As to the PH-problem using Natrium sulfit, or Kalium matabisulfit as a buffer chemical might solve that problem, probaly less than 10 gram per litre should work wonders....


Anonymous said...

Preservatives :
Soda will last indefinitely in water solution.
Vitamin C IS a preservative in its own right and should last.
Cofee probably needs to be bolstered with 10% Natriun sulfit - but maybe not, I'm not 100% sure here, since we're after the cafeine acid, and maybe storing it in a bottle in water solution would give us more of that?? :))

imagesfrugales said...

Thank you Eric(P) for the suggestions. Of course all the agents used in commercial developers like sulfit or bisulfit can be tried, probably with good results. But up to now I want to keep things as simple as possible, and I found some faults in my notes of the low-pH-recipe, so I decided to delete it. I also want to experiment further with Borax, although the first trials were not satisfying. If you want to experiment with low-pH-Caffenol, it's pretty simple, but you MUST have a pH-meter, everything else is a blindfolded flight in the night. In the last couple of weeks I didn't have enough spare time for playing around and I was a bit annoyed by experimenting. I had to test new gear (f.e. the fabulous 2.8/180 CZJ-Sonnar for my P6)and I wanted to take some "real" images. There will be more Caffenol playing in the future, but not as quick as you may want.

Best regards - Reinhold

Anonymous said...

I have tried out this idea by now, making 1 liter bottles of each separate ingredient, at 3 times the concentration.

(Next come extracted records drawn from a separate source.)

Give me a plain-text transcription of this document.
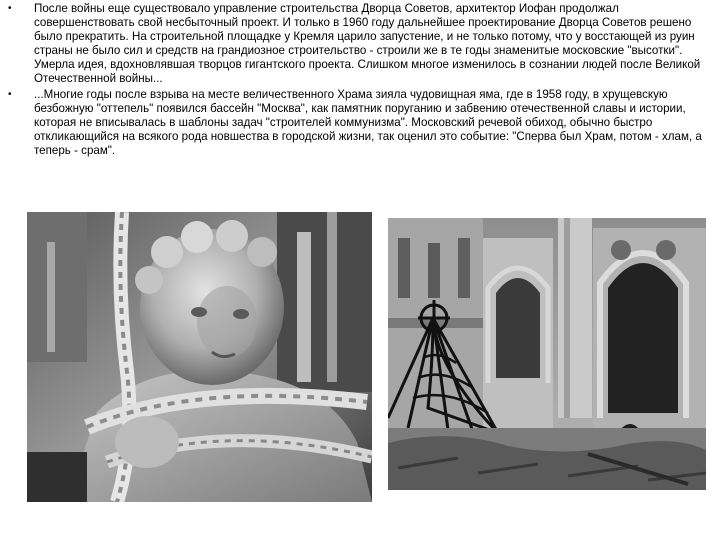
• После войны еще существовало управление строительства Дворца Советов, архитектор Иофан продолжал совершенствовать свой несбыточный проект. И только в 1960 году дальнейшее проектирование Дворца Советов решено было прекратить. На строительной площадке у Кремля царило запустение, и не только потому, что у восстающей из руин страны не было сил и средств на грандиозное строительство - строили же в те годы знаменитые московские "высотки". Умерла идея, вдохновлявшая творцов гигантского проекта. Слишком многое изменилось в сознании людей после Великой Отечественной войны...
• ...Многие годы после взрыва на месте величественного Храма зияла чудовищная яма, где в 1958 году, в хрущевскую безбожную "оттепель" появился бассейн "Москва", как памятник поруганию и забвению отечественной славы и истории, которая не вписывалась в шаблоны задач "строителей коммунизма". Московский речевой обиход, обычно быстро откликающийся на всякого рода новшества в городской жизни, так оценил это событие: "Сперва был Храм, потом - хлам, а теперь - срам".
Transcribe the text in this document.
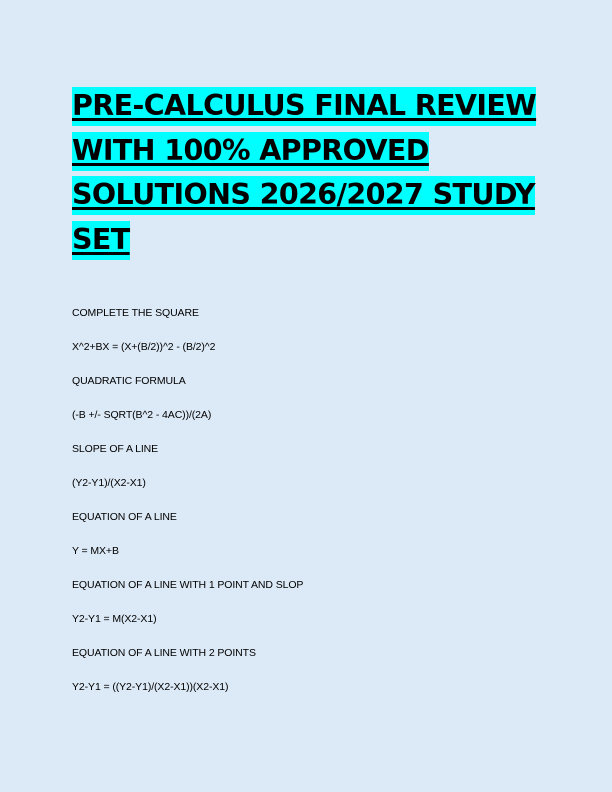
PRE-CALCULUS FINAL REVIEW WITH 100% APPROVED SOLUTIONS 2026/2027 STUDY SET
COMPLETE THE SQUARE
X^2+BX = (X+(B/2))^2 - (B/2)^2
QUADRATIC FORMULA
(-B +/- SQRT(B^2 - 4AC))/(2A)
SLOPE OF A LINE
(Y2-Y1)/(X2-X1)
EQUATION OF A LINE
Y = MX+B
EQUATION OF A LINE WITH 1 POINT AND SLOP
Y2-Y1 = M(X2-X1)
EQUATION OF A LINE WITH 2 POINTS
Y2-Y1 = ((Y2-Y1)/(X2-X1))(X2-X1)
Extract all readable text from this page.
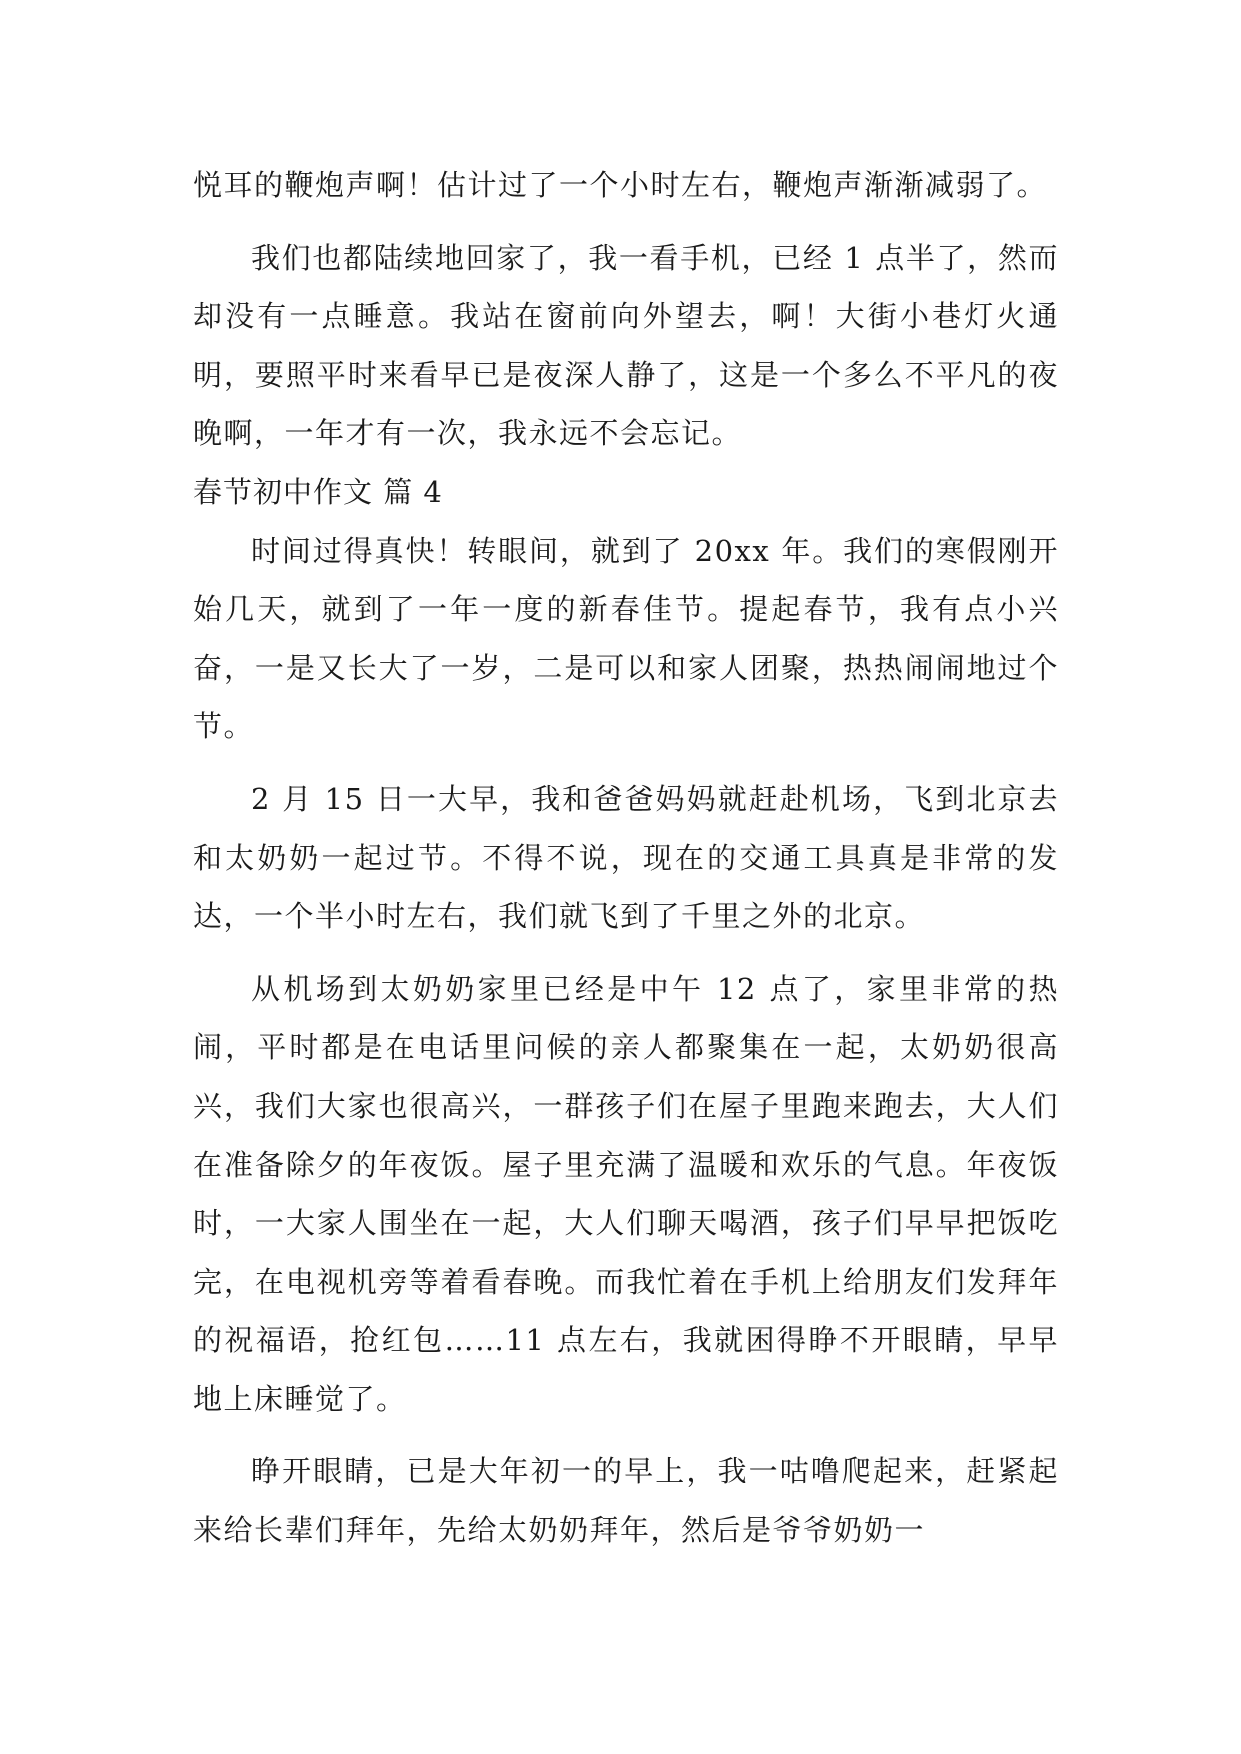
悦耳的鞭炮声啊！估计过了一个小时左右，鞭炮声渐渐减弱了。

我们也都陆续地回家了，我一看手机，已经 1 点半了，然而却没有一点睡意。我站在窗前向外望去，啊！大街小巷灯火通明，要照平时来看早已是夜深人静了，这是一个多么不平凡的夜晚啊，一年才有一次，我永远不会忘记。

春节初中作文 篇 4

时间过得真快！转眼间，就到了 20xx 年。我们的寒假刚开始几天，就到了一年一度的新春佳节。提起春节，我有点小兴奋，一是又长大了一岁，二是可以和家人团聚，热热闹闹地过个节。

2 月 15 日一大早，我和爸爸妈妈就赶赴机场，飞到北京去和太奶奶一起过节。不得不说，现在的交通工具真是非常的发达，一个半小时左右，我们就飞到了千里之外的北京。

从机场到太奶奶家里已经是中午 12 点了，家里非常的热闹，平时都是在电话里问候的亲人都聚集在一起，太奶奶很高兴，我们大家也很高兴，一群孩子们在屋子里跑来跑去，大人们在准备除夕的年夜饭。屋子里充满了温暖和欢乐的气息。年夜饭时，一大家人围坐在一起，大人们聊天喝酒，孩子们早早把饭吃完，在电视机旁等着看春晚。而我忙着在手机上给朋友们发拜年的祝福语，抢红包……11 点左右，我就困得睁不开眼睛，早早地上床睡觉了。

睁开眼睛，已是大年初一的早上，我一咕噜爬起来，赶紧起来给长辈们拜年，先给太奶奶拜年，然后是爷爷奶奶一
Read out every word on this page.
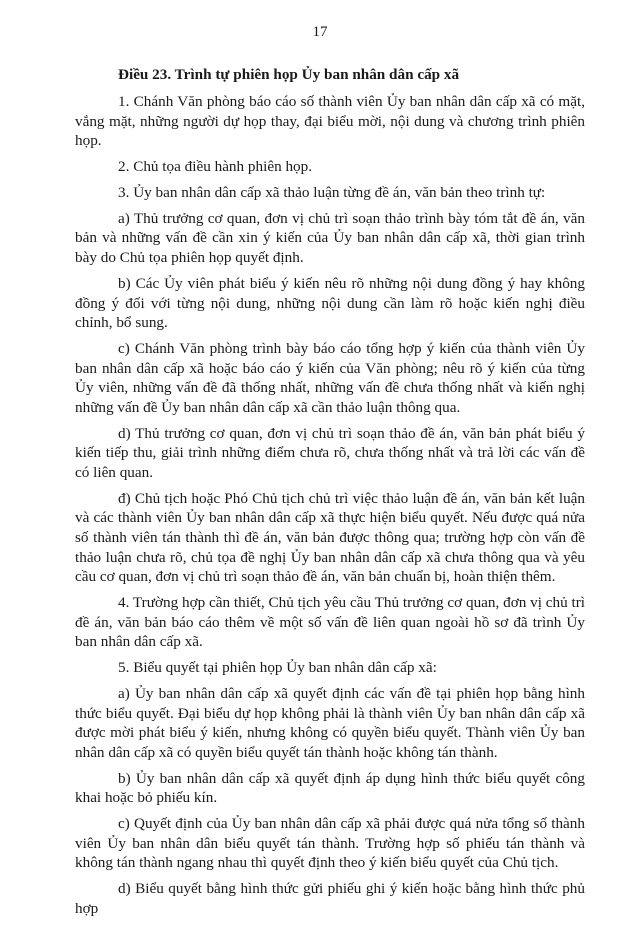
17

Điều 23. Trình tự phiên họp Ủy ban nhân dân cấp xã

1. Chánh Văn phòng báo cáo số thành viên Ủy ban nhân dân cấp xã có mặt, vắng mặt, những người dự họp thay, đại biểu mời, nội dung và chương trình phiên họp.

2. Chủ tọa điều hành phiên họp.

3. Ủy ban nhân dân cấp xã thảo luận từng đề án, văn bản theo trình tự:

a) Thủ trưởng cơ quan, đơn vị chủ trì soạn thảo trình bày tóm tắt đề án, văn bản và những vấn đề cần xin ý kiến của Ủy ban nhân dân cấp xã, thời gian trình bày do Chủ tọa phiên họp quyết định.

b) Các Ủy viên phát biểu ý kiến nêu rõ những nội dung đồng ý hay không đồng ý đối với từng nội dung, những nội dung cần làm rõ hoặc kiến nghị điều chỉnh, bổ sung.

c) Chánh Văn phòng trình bày báo cáo tổng hợp ý kiến của thành viên Ủy ban nhân dân cấp xã hoặc báo cáo ý kiến của Văn phòng; nêu rõ ý kiến của từng Ủy viên, những vấn đề đã thống nhất, những vấn đề chưa thống nhất và kiến nghị những vấn đề Ủy ban nhân dân cấp xã cần thảo luận thông qua.

d) Thủ trưởng cơ quan, đơn vị chủ trì soạn thảo đề án, văn bản phát biểu ý kiến tiếp thu, giải trình những điểm chưa rõ, chưa thống nhất và trả lời các vấn đề có liên quan.

đ) Chủ tịch hoặc Phó Chủ tịch chủ trì việc thảo luận đề án, văn bản kết luận và các thành viên Ủy ban nhân dân cấp xã thực hiện biểu quyết. Nếu được quá nửa số thành viên tán thành thì đề án, văn bản được thông qua; trường hợp còn vấn đề thảo luận chưa rõ, chủ tọa đề nghị Ủy ban nhân dân cấp xã chưa thông qua và yêu cầu cơ quan, đơn vị chủ trì soạn thảo đề án, văn bản chuẩn bị, hoàn thiện thêm.

4. Trường hợp cần thiết, Chủ tịch yêu cầu Thủ trưởng cơ quan, đơn vị chủ trì đề án, văn bản báo cáo thêm về một số vấn đề liên quan ngoài hồ sơ đã trình Ủy ban nhân dân cấp xã.

5. Biểu quyết tại phiên họp Ủy ban nhân dân cấp xã:

a) Ủy ban nhân dân cấp xã quyết định các vấn đề tại phiên họp bằng hình thức biểu quyết. Đại biểu dự họp không phải là thành viên Ủy ban nhân dân cấp xã được mời phát biểu ý kiến, nhưng không có quyền biểu quyết. Thành viên Ủy ban nhân dân cấp xã có quyền biểu quyết tán thành hoặc không tán thành.

b) Ủy ban nhân dân cấp xã quyết định áp dụng hình thức biểu quyết công khai hoặc bỏ phiếu kín.

c) Quyết định của Ủy ban nhân dân cấp xã phải được quá nửa tổng số thành viên Ủy ban nhân dân biểu quyết tán thành. Trường hợp số phiếu tán thành và không tán thành ngang nhau thì quyết định theo ý kiến biểu quyết của Chủ tịch.

d) Biểu quyết bằng hình thức gửi phiếu ghi ý kiến hoặc bằng hình thức phủ hợp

For use I just measure out 200ml from each bottle, to make 600 ml for the full tank. Add 15ml of 10% KBr. The film comes out great, even if I have left the concentrated bottles stand for several weeks (a total of 3 liter mixed developer don't last me long!).

Interesting observation :
The concentrated Soda is a little turbid (a little grey looking. The Vitamine C concentrate is totally clear.

Mixing the two instantly lowers concentration of both, the soda clears amd then the mix turns a light yellow-green, this is presumably from the reaction, turning ascorbic acid into sodium ascorbate.

Then I add the 10% concentrate of KBr (25gram in 250ml water) just 15ml of it, and finish off with 200ml coffe concentrate (this is REALLY black and smelly!) Another reaction occurs, but not as powerful as when mixing the chemicals straight from the boxes, and the developer turns out less smelly too.

Since I put the concentrate bottles into the kitchen well before mixing, all the temperaturea are already "right" no worries over high temperatures in the soda mix, no worries over wether the coffe did dissolve, and better yet, in the coffe, heavy un-dissolvable stuyff that would contaminate the film settle on the bottom of the bottle!

I think more should give this a spin and report wether there are problems with film/developer combinations, its sure a very fast way to start working, once the preparations are done.


imagesfrugales said...

Thank you very much, Eric, for this usefull info.